14th July 2019.
I got to about 13 or 14 and there was talk of me getting a Saturday job. My sister Lorraine who was (and still is) a year and a half older than me knew some of the boys who worked on one of the fruit and veg stalls on the market which was in the middle of the road by the Clock Tower on a Saturday.
I was used to going to the stalls either with my Mum or later on my own to fetch the shopping. In fact I remember a small, but to me momentous happening at the fruit stall: a Mum told her little girl to mind out and not get in the way of the man … meaning me. It was the first time anyone had referred to me not as a boy. I thought: ‘That’s a funny mistake to make’ and it was only much later I realised that maybe I wasn’t safely in the realm of being a ‘boy’ any more.
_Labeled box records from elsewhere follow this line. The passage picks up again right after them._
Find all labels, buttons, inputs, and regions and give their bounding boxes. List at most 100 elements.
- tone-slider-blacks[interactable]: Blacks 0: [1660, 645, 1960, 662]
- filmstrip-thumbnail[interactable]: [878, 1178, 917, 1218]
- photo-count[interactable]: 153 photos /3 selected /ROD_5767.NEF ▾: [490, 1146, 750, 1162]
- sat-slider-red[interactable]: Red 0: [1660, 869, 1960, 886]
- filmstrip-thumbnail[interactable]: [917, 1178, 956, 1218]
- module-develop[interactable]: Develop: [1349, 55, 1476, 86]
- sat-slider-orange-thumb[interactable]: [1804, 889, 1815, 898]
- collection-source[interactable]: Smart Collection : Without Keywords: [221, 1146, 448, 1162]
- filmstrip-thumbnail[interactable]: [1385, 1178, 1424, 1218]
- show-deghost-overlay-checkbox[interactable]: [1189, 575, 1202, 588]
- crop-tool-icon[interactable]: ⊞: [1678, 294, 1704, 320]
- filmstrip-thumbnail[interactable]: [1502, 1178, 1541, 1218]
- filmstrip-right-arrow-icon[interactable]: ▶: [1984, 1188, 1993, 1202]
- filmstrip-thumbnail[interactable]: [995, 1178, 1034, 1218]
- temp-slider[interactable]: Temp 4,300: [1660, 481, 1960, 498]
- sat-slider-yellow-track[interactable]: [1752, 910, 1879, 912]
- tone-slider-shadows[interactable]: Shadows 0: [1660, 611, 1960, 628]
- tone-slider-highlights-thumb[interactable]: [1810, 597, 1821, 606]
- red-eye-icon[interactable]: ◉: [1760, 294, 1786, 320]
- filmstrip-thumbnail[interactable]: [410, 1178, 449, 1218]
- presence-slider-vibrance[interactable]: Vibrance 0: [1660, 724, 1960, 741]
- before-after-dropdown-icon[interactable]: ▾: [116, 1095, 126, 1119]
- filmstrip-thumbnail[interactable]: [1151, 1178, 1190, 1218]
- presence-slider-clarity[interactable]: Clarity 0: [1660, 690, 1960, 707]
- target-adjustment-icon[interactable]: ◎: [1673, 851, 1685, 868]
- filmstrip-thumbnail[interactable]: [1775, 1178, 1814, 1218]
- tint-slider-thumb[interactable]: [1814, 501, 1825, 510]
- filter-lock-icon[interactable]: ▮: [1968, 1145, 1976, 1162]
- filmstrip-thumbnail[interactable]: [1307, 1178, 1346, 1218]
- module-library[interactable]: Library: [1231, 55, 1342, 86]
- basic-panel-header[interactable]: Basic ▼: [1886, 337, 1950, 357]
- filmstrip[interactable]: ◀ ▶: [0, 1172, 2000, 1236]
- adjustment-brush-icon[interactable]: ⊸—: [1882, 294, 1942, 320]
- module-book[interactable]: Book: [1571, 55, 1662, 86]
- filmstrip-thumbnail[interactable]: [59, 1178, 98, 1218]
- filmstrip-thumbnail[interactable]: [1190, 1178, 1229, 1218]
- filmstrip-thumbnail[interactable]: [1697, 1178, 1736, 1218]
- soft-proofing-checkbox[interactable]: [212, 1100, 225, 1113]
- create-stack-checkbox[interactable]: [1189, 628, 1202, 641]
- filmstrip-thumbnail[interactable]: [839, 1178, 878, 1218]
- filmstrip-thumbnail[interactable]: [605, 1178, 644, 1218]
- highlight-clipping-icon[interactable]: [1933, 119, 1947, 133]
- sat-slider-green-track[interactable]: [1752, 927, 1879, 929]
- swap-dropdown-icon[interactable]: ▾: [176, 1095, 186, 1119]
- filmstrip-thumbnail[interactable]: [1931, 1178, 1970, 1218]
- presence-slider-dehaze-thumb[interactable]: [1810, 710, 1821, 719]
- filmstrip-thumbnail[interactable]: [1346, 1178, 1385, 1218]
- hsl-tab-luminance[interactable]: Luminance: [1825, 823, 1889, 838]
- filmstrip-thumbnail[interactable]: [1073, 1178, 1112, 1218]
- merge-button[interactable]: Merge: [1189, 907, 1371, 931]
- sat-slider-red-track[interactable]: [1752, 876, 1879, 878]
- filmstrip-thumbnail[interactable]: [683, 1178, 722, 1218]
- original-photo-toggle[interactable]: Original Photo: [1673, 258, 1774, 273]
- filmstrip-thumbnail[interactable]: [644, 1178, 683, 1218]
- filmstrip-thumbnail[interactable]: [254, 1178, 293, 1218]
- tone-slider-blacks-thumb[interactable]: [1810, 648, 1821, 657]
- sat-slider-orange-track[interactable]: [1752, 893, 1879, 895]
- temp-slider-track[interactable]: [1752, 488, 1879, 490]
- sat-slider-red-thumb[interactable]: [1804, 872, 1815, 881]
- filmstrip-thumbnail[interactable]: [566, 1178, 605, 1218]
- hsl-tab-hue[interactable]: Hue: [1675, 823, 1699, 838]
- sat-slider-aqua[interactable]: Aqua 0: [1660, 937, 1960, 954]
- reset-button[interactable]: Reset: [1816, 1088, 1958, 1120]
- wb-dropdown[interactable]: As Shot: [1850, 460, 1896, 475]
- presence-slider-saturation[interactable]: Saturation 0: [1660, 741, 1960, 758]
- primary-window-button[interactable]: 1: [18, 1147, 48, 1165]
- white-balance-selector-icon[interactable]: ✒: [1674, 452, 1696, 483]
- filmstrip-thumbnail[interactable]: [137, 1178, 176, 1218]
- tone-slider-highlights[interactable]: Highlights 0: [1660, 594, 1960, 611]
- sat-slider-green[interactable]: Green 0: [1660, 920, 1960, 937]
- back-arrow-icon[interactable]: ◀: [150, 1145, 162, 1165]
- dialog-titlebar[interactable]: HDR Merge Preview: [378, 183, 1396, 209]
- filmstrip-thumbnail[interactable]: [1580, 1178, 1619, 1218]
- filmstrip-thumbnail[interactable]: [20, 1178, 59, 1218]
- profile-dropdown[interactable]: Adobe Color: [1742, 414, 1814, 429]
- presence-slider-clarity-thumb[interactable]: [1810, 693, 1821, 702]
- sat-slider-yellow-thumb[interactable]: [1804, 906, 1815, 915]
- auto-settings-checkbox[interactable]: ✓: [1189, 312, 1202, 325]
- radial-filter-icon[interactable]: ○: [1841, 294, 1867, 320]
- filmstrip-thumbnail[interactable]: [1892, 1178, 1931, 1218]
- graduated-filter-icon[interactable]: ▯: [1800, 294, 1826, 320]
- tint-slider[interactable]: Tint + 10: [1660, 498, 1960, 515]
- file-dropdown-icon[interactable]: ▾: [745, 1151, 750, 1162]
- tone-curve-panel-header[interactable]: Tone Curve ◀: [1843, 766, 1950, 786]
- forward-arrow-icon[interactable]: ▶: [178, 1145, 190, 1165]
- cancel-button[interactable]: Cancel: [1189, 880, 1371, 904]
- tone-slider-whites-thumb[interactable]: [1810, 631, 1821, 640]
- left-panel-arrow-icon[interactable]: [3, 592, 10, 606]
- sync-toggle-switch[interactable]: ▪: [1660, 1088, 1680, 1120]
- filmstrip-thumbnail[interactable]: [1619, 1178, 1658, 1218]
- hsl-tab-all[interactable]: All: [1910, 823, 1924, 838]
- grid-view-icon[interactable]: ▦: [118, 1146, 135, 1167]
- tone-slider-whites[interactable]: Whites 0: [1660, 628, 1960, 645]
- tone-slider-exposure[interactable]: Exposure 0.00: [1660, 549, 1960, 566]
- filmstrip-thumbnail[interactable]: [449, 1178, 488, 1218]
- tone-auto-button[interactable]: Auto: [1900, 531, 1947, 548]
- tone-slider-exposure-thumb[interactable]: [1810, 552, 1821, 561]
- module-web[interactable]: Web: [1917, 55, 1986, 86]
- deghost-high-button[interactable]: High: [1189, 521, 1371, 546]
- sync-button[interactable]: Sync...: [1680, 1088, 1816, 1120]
The market boys were cheeky and sometimes sexy. They knew how to joke and flirt with the ‘ladies’ who were doing their weekly shops. They had a confidence about them that belonged to a different species than I felt myself to belong to. And it was like they’d learned this script! This set of stock movements and phrases that they weren’t embarrassed to take on as their own. I saw boys my own age, just that bit younger than the market lads, beginning to act like they were impersonating their dads and older brothers and I thought it was really weird - like they pretending to be someone else. It wasn’t something I was about to do. I heard them using phrases that they’d heard ‘men’ using as if they were their own, as if they understood what they meant, had had the experiences that lay behind the words, which I knew they hadn’t. I don’t know if they were aware of the bad fit and they were just brazening it out until such a time as their experience matched their words, or if they’d just never even noticed they were faking it.
I was shy when the market boys included me in their banter, either as a little boy with his Mum, or as I got older, as perhaps another male who ‘got' their point of view in the way that a girl or woman wouldn’t. I didn't feel right being included in their world. I might have fancied some of them, but I didn’t want to be included as if I was one of them, it felt dishonest, not from any kind of snobbery, like I thought I was better than them, or even the other way round, that I felt I was lesser than they were, but just I wasn’t the same and it felt wrong to pretend I was.
One time one of the market boys winked at me at said’ You look happy. Someone must have got his leg over last night’ and then had a good laugh at his own joke. He wasn’t one of the ones I fancied, so I didn’t get the little shiver of pleasure at his attention that I might have done if another of the lads had said that to me. Instead I was just baffled. I must have been about 10. I didn’t even know what ‘getting my leg over’ meant. I guessed it must have been something adult that I didn’t understand. The way he said it was conspiratorial, like it was something only us fellers would know about. I felt like I was being both included and laughed at at the same time. That’s probably about the sum of it. Perhaps that’s what initiation into being one of the lads was like.
I think Mum suggested a Saturday job could be for me to work on the market. Lorraine knew Brain Tolson and maybe he could put in a good word. I was terrified: terrified that she would ask and even more terrified that I would have to work alongside those older boys and men. I didn’t say much about the idea - I didn’t oppose it, but I kept pretty quiet about it, hopping the whole things would go away.
Either it did just go away or there wasn’t a job available, I can't remember now. Or maybe it was that my other sister Maria was working during the holidays and weekends at the Cricketers pub and a job came up ‘bottling up’ at the pub a few days a week before school and at the weekends. This suited me a lot more as I basically got to work on my own under the direction of Joan and Wally the landlords. Even though I had always been notoriously late for school I managed to get up early enough and earn my bit of pocket money before classes started.
Later when I was old enough to work legally (I guess the Cricketers job had technically been illegal because I wasn’t old enough to have a part-time job) I got a job at International Superstores in the Upper High St., where my sisters Lorraine, Maria and Eileen had all worked before me. Friday evenings after school, Saturdays, the odd Sunday for stock-taking and sometimes during the week in the school holidays. Some of the roles were strictly gender separated, like boys never got to work on the checkouts unless it was the till at off sales. I did my time shelf-stacking and then the produce manager Mr. Gerard took a shine to me and I got promoted to working on the fruit and veg. On Saturdays he went home at lunchtime and I got to be produce manager. Mr. Gerard was creepy. I think there was a thing amongst the girls not to get caught alone with him, but I was also nervous being around him when we were in the produce section of the warehouse together. He never did anything, but I always felt creeped out.
I lasted a couple of years at Internationals. The manager Mr. Glennam could be a bit of an arsehole to the Saturday staff and one day he laid into my friend Gavin for his presentation. He was really aggressive to him and I told him not to be so rude. The argument was over an overall and I got so infuriated I took mine off and handed it to him, saying: ‘If you’re so worked up about an overall you can have mine … I’m leaving’ and walked out of the store.